A leap of faith? Hardly. Quinn is an offensive mastermind (Did you see his offense when he was the coordinator at Cincinnati? That was all Quinn, not head coach Brian Kelly, whose Notre Dame team is now No. 1 in the nation) who has been forced to push through a major setback since week nine.
The Bulls had sprinted to a 1-7 start under junior quarterback Alex Zordich, the supreme weapon in UB’s quarterback arsenal. So Quinn had to go to the man a few impatient people had been waiting to see – redshirt freshman Joe Licata – to lead the team under center.
Licata holds the New York State high school passing record for touchdowns in a career. Some say he’s an accurate QB with a head on his shoulders and a cannon for an arm. In fact, a large part of uneducated Bulls faithful was mystified when Licata wasn’t the starter from day one this year.

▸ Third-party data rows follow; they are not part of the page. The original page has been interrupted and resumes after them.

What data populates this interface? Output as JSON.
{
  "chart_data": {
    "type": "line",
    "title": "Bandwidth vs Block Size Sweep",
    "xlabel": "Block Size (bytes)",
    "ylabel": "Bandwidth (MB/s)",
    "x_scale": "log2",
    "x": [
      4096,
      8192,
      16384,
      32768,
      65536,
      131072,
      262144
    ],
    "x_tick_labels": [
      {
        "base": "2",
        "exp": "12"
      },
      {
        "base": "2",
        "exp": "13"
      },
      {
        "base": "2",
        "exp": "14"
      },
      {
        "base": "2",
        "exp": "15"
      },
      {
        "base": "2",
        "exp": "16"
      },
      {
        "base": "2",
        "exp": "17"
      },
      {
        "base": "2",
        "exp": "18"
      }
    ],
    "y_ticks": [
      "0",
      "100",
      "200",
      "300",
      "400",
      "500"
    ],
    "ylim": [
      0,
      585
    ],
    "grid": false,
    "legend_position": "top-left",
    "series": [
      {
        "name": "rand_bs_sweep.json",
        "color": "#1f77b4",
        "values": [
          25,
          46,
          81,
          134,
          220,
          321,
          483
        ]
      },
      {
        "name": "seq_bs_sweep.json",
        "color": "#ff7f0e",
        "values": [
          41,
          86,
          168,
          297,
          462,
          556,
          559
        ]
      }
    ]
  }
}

There was a common theme in press conferences through the Bulls’ rough start to the season. Quinn had to be tired of answering one question: “What about Joe Licata?”
Why would people who have no idea how to coach a football team ask that question of a man who knows what he’s doing? The people who asked about Licata are the same ones crediting the Bulls’ recent win streak to the redshirt freshman, but they don’t know what they’re talking about. If Licata was good from the start of the season, Quinn would have obviously had him in.
Licata needed to develop from the sidelines, not in an in-game situation.
After all, the redshirt freshman wasn’t even sniffing the field because Zordich was dominating. In games against Division IA opponents, Zordich had thrown five touchdowns in seven games – an average of .71 touchdowns per game.